The Sound Of Boot – Shaji Kailas tries for a difference
Posted by harino1 on February 18, 2008
‘Sound Of Boot’, the new film by Shaji Kailas, is not a superlative inquiring cinema experience, even though soaked in tension, character and atmosphere. The movie, whose structure is basically a murder investigation, has an intriguing look, a bit closely following the footsteps of “Ee Thanutha Veluppan Kaalathu”.
The film follows the tracks of S P Siddharth Mahadevan , who is following the commotion surrounding the killing of two senior police officials, Rtd I G Raghavan Nambiar and SP Abdul Sathar, shortly after their farewell dinner from service, and also a missing case of Meera Nambiar, that occurs at a hilly landscapes. On the very first day itself, he bumps into Rahul Krishna, a college student who has a piece of story to tell about his relation with Meera .
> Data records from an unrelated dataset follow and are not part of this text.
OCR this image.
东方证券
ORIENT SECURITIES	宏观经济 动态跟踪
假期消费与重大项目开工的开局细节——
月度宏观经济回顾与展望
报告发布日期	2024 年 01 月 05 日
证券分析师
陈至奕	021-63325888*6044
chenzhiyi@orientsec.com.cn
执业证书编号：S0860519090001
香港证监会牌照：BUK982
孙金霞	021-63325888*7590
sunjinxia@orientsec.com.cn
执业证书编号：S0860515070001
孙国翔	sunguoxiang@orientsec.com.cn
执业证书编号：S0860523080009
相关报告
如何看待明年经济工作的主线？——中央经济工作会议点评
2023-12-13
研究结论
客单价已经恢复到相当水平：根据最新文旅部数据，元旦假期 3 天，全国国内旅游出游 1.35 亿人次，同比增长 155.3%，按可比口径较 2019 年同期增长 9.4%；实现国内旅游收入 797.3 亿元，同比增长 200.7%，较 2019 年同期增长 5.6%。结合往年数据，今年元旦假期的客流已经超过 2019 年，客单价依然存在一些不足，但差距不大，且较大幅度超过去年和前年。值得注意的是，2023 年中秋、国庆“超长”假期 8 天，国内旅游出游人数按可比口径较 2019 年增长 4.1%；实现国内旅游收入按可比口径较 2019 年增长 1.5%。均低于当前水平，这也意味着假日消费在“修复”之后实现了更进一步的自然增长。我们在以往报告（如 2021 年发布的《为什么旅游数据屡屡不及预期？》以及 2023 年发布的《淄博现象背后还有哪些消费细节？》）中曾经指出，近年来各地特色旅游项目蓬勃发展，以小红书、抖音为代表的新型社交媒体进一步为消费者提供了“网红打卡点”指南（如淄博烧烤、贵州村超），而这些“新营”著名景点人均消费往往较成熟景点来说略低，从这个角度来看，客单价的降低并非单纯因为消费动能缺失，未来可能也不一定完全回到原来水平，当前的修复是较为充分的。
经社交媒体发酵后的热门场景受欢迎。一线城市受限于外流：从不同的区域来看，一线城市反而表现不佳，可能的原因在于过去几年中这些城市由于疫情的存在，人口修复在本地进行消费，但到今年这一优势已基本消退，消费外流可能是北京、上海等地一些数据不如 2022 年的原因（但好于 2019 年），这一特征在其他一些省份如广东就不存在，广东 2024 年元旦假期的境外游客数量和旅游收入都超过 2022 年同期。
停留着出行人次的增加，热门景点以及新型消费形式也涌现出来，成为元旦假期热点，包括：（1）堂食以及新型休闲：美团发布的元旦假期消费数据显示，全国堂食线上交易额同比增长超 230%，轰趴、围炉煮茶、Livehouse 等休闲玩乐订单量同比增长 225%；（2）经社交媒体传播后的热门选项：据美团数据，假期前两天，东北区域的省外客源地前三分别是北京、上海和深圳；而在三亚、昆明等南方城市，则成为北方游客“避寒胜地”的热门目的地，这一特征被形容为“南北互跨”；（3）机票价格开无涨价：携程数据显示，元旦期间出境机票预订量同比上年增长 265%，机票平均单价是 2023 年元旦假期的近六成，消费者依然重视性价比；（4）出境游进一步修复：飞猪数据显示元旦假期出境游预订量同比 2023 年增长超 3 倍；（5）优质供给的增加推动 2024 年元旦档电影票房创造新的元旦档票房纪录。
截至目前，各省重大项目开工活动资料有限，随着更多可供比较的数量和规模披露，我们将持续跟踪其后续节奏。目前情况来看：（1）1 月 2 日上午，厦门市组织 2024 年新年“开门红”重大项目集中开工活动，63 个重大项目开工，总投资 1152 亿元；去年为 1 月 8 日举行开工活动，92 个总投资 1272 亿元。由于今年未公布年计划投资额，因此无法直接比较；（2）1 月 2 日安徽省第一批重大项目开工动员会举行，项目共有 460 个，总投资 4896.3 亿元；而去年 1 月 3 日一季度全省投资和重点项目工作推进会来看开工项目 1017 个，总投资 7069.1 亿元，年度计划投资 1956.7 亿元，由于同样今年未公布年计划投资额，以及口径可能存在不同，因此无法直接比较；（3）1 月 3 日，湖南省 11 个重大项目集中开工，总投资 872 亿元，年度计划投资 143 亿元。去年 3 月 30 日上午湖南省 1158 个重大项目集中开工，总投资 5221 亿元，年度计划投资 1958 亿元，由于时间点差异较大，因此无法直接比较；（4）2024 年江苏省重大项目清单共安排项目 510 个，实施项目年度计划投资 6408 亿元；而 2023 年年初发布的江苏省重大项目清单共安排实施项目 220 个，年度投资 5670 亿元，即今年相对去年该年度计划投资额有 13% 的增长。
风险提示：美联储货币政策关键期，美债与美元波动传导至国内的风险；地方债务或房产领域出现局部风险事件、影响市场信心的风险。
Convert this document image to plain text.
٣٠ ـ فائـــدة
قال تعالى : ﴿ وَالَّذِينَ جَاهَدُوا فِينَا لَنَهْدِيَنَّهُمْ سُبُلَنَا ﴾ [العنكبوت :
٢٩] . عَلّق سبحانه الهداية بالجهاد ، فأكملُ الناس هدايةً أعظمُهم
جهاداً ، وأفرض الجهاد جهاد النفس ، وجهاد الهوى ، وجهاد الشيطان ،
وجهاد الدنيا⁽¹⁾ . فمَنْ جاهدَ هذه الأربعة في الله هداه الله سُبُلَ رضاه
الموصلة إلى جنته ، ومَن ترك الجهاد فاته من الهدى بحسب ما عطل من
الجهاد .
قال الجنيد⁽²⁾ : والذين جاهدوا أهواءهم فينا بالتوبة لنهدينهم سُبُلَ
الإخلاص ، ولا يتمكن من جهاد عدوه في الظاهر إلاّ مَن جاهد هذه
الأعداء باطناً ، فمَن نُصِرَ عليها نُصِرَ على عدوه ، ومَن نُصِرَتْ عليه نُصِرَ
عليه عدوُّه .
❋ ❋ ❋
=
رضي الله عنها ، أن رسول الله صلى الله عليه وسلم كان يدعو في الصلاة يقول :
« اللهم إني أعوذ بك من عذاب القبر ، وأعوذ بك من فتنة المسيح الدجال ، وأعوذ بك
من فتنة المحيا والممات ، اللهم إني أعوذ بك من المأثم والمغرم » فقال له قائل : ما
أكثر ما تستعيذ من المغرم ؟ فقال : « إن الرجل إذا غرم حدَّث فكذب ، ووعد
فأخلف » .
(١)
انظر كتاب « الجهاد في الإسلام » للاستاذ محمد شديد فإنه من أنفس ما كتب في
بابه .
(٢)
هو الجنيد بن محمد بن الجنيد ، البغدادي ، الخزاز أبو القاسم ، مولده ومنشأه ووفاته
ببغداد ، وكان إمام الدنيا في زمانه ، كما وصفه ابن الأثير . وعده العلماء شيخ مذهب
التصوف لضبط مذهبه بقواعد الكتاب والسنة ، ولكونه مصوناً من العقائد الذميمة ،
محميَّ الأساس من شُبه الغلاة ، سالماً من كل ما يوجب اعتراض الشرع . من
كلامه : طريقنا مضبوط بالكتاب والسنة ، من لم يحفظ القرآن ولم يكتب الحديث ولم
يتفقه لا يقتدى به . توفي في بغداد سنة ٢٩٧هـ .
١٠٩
Following the leads, he crashes into the resort holiday home and its caretaker Shankaranarayan, where Siddharth finds the corpse of Meera. Brought in under the clout of suspicion as to his actual role in the event, Shankaranaryanan presents his version of the incidents that happened there, leading to the killings. Each fragment takes the viewer up through the first moment of the previous scene. There are also story flashbacks that are shown in linear sequence, and they move against the main story .But with a few supportive traces, Siddharth builds his cloying version of all the deeply buried secrets, that is finally presented as the original story. As it turns out, there are not any eyeballs awaiting spectacles, but certainly an unexpected additional twist to the proceedings intended to add thrills to the show.
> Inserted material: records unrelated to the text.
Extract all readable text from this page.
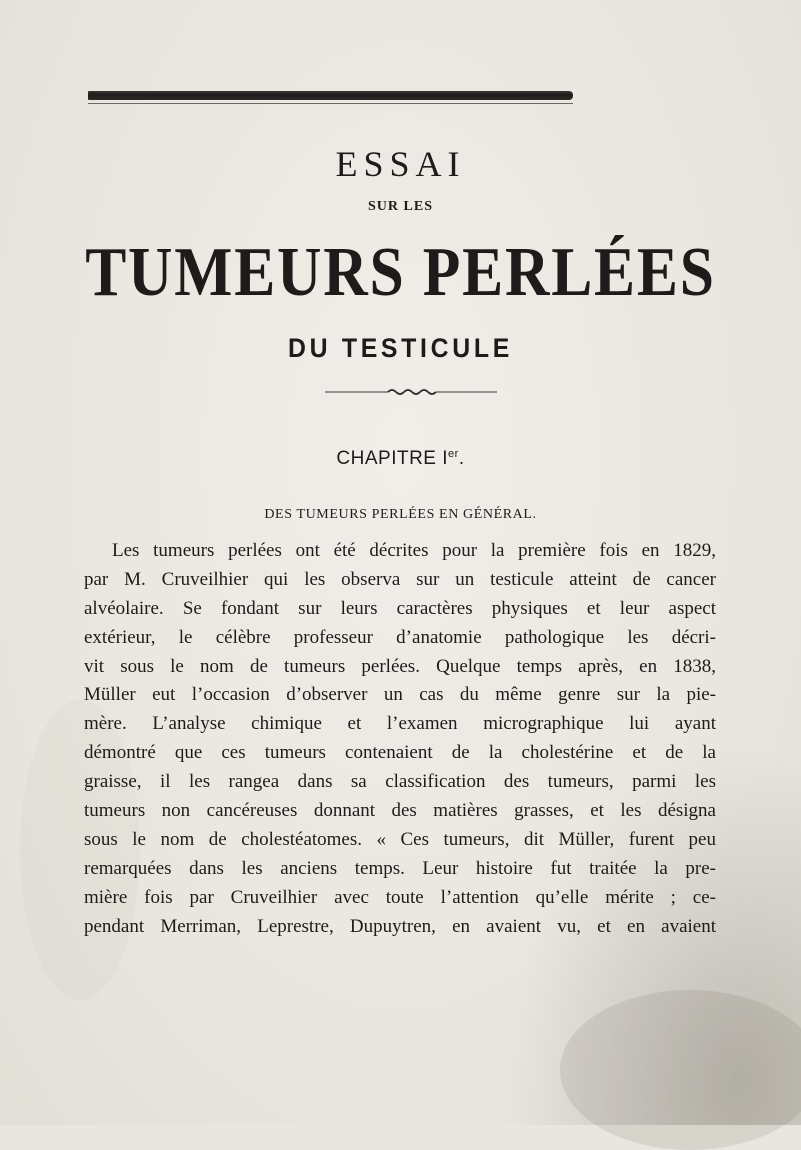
ESSAI
SUR LES
TUMEURS PERLÉES
DU TESTICULE
CHAPITRE Ier.
DES TUMEURS PERLÉES EN GÉNÉRAL.
Les tumeurs perlées ont été décrites pour la première fois en 1829,
par M. Cruveilhier qui les observa sur un testicule atteint de cancer
alvéolaire. Se fondant sur leurs caractères physiques et leur aspect
extérieur, le célèbre professeur d’anatomie pathologique les décri-
vit sous le nom de tumeurs perlées. Quelque temps après, en 1838,
Müller eut l’occasion d’observer un cas du même genre sur la pie-
mère. L’analyse chimique et l’examen micrographique lui ayant
démontré que ces tumeurs contenaient de la cholestérine et de la
graisse, il les rangea dans sa classification des tumeurs, parmi les
tumeurs non cancéreuses donnant des matières grasses, et les désigna
sous le nom de cholestéatomes. « Ces tumeurs, dit Müller, furent peu
remarquées dans les anciens temps. Leur histoire fut traitée la pre-
mière fois par Cruveilhier avec toute l’attention qu’elle mérite ; ce-
pendant Merriman, Leprestre, Dupuytren, en avaient vu, et en avaient
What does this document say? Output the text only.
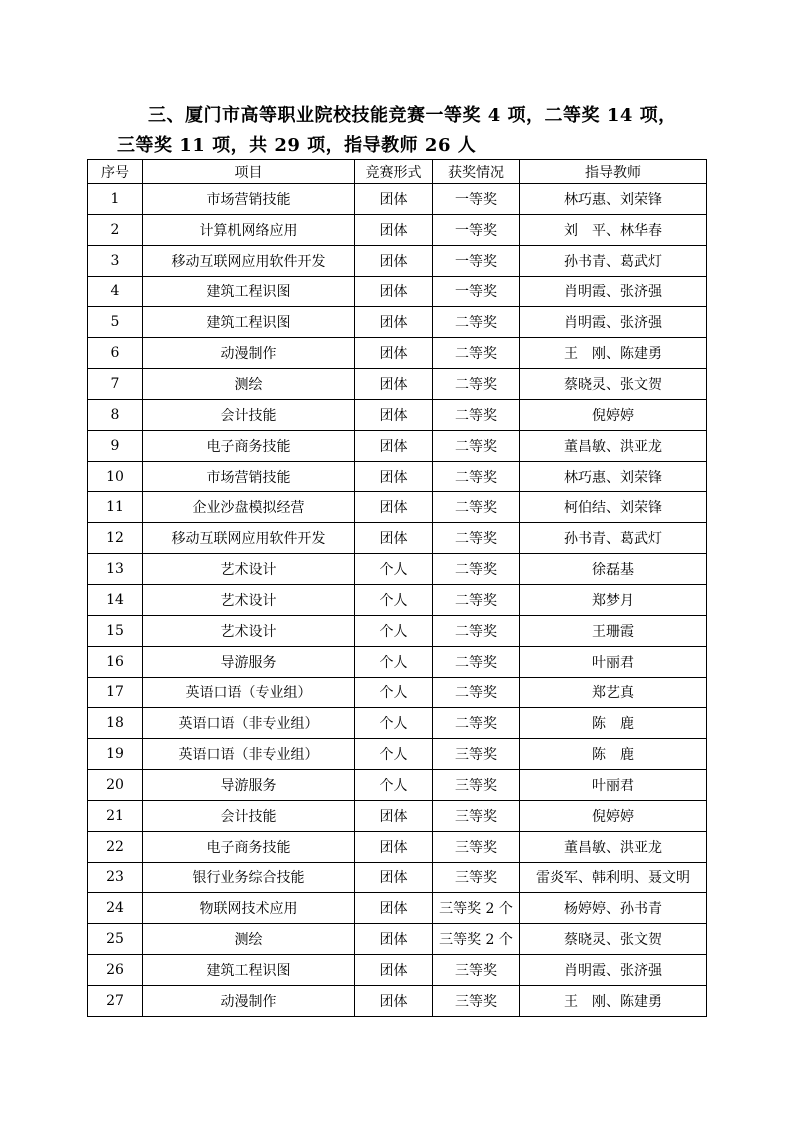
三、厦门市高等职业院校技能竞赛一等奖 4 项，二等奖 14 项，
三等奖 11 项，共 29 项，指导教师 26 人
序号	项目	竞赛形式	获奖情况	指导教师
1	市场营销技能	团体	一等奖	林巧惠、刘荣锋
2	计算机网络应用	团体	一等奖	刘　平、林华春
3	移动互联网应用软件开发	团体	一等奖	孙书青、葛武灯
4	建筑工程识图	团体	一等奖	肖明霞、张济强
5	建筑工程识图	团体	二等奖	肖明霞、张济强
6	动漫制作	团体	二等奖	王　刚、陈建勇
7	测绘	团体	二等奖	蔡晓灵、张文贺
8	会计技能	团体	二等奖	倪婷婷
9	电子商务技能	团体	二等奖	董昌敏、洪亚龙
10	市场营销技能	团体	二等奖	林巧惠、刘荣锋
11	企业沙盘模拟经营	团体	二等奖	柯伯结、刘荣锋
12	移动互联网应用软件开发	团体	二等奖	孙书青、葛武灯
13	艺术设计	个人	二等奖	徐磊基
14	艺术设计	个人	二等奖	郑梦月
15	艺术设计	个人	二等奖	王珊霞
16	导游服务	个人	二等奖	叶丽君
17	英语口语（专业组）	个人	二等奖	郑艺真
18	英语口语（非专业组）	个人	二等奖	陈　鹿
19	英语口语（非专业组）	个人	三等奖	陈　鹿
20	导游服务	个人	三等奖	叶丽君
21	会计技能	团体	三等奖	倪婷婷
22	电子商务技能	团体	三等奖	董昌敏、洪亚龙
23	银行业务综合技能	团体	三等奖	雷炎军、韩利明、聂文明
24	物联网技术应用	团体	三等奖 2 个	杨婷婷、孙书青
25	测绘	团体	三等奖 2 个	蔡晓灵、张文贺
26	建筑工程识图	团体	三等奖	肖明霞、张济强
27	动漫制作	团体	三等奖	王　刚、陈建勇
The plot, while slightly thin with lesser number of beautifully drawn out characters, is pictured in picturesque Moonnar and Peerumade, where people hide in shadows (intended to add speculations) and policemen making their own rules, running the high ranges, especially during the declared emergency of the seventies. The scriptwriter Rajesh Jayaraman has tried his best to present all proceedings, operating under a set of rules unique to detective cinema. The highlight is that in aiming for this memorable allegiance, however, he doesn’t fall into the documentary trap. Moreover he succeeds in interweaving narrative of crimes conducted and enacted in the midst of an insurgency regime in the name of surveillance, also portraying the cruel acts of a forgotten decade which unsettled the lives of hundreds. The downside of the film is that the gloomy mystery is not airtight, as it is built around a lot of coincidences and events that finds hard to fit in place to develop a totally engaging plot.
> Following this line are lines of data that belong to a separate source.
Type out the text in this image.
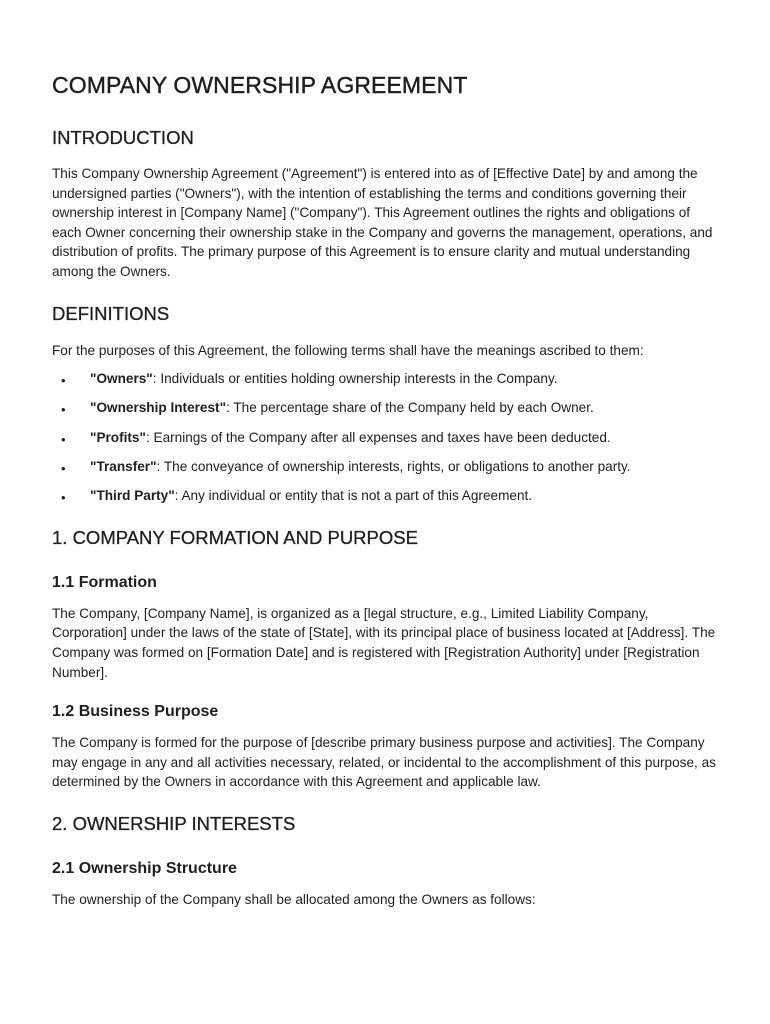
COMPANY OWNERSHIP AGREEMENT
INTRODUCTION

This Company Ownership Agreement ("Agreement") is entered into as of [Effective Date] by and among the undersigned parties ("Owners"), with the intention of establishing the terms and conditions governing their ownership interest in [Company Name] ("Company"). This Agreement outlines the rights and obligations of each Owner concerning their ownership stake in the Company and governs the management, operations, and distribution of profits. The primary purpose of this Agreement is to ensure clarity and mutual understanding among the Owners.

DEFINITIONS

For the purposes of this Agreement, the following terms shall have the meanings ascribed to them:

• "Owners": Individuals or entities holding ownership interests in the Company.
• "Ownership Interest": The percentage share of the Company held by each Owner.
• "Profits": Earnings of the Company after all expenses and taxes have been deducted.
• "Transfer": The conveyance of ownership interests, rights, or obligations to another party.
• "Third Party": Any individual or entity that is not a part of this Agreement.
1. COMPANY FORMATION AND PURPOSE
1.1 Formation

The Company, [Company Name], is organized as a [legal structure, e.g., Limited Liability Company, Corporation] under the laws of the state of [State], with its principal place of business located at [Address]. The Company was formed on [Formation Date] and is registered with [Registration Authority] under [Registration Number].

1.2 Business Purpose

The Company is formed for the purpose of [describe primary business purpose and activities]. The Company may engage in any and all activities necessary, related, or incidental to the accomplishment of this purpose, as determined by the Owners in accordance with this Agreement and applicable law.

2. OWNERSHIP INTERESTS
2.1 Ownership Structure

The ownership of the Company shall be allocated among the Owners as follows:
And for the director Shaji Kailas , the saying goes, “Those who cannot remember the past are condemned to repeat it ”. Far from the demands of the scripts, nothing seems to be absent from Shaji’s usual fare, even though he tries to be a bit classy. He has done fairly better in the opening half but in the later, the movie runs out of steam, making an acclivitous mechanical attempt to involve us. Shaji fails to maintain the atmosphere of suspense or tension all through ,particularly towards the end, reminding many of his loose- ended antecedents .One can’t help but be disappointed with how “Sound Of Boot ” resolves( with impracticable executioners in bizarre uniforms) , even though it has a better tail piece.
But a few superb performances can never hurt. Suresh Gopi as Siddharth Mahadevan is a welcome relief from his usual agitated mannerisms. And certainly due to that, this may not probably win over the masses. The other actor who deserved mention is Murali , who has brought in a stupefying performance.
In the technical sides also the film is superior with crisp editing by Arunkumar (Sorry, for his credit is montage) and moody photography and extreme angles by Raja Rathnam in which no values are compromised, even though the film was shot in a record 25 days. The only song in the film ”Yamuna Theeram” is an unwanted suffering, but Rajamani in rerecording definitely sets the pace with enthralling theme music.
If you can walk away with several weak plot points that may inquire your intellect, the movie may make you feel as a well made ‘‘endeavor’’. It may be unfair to expect a wondrous exclamation, from the viewer’s side ‘ at the end of a picture but certainly ”Sound Of Boot” is not the one to be avoided, at least for its atypical narratives. Perhaps that may be the point that the makers are also bearing in their minds.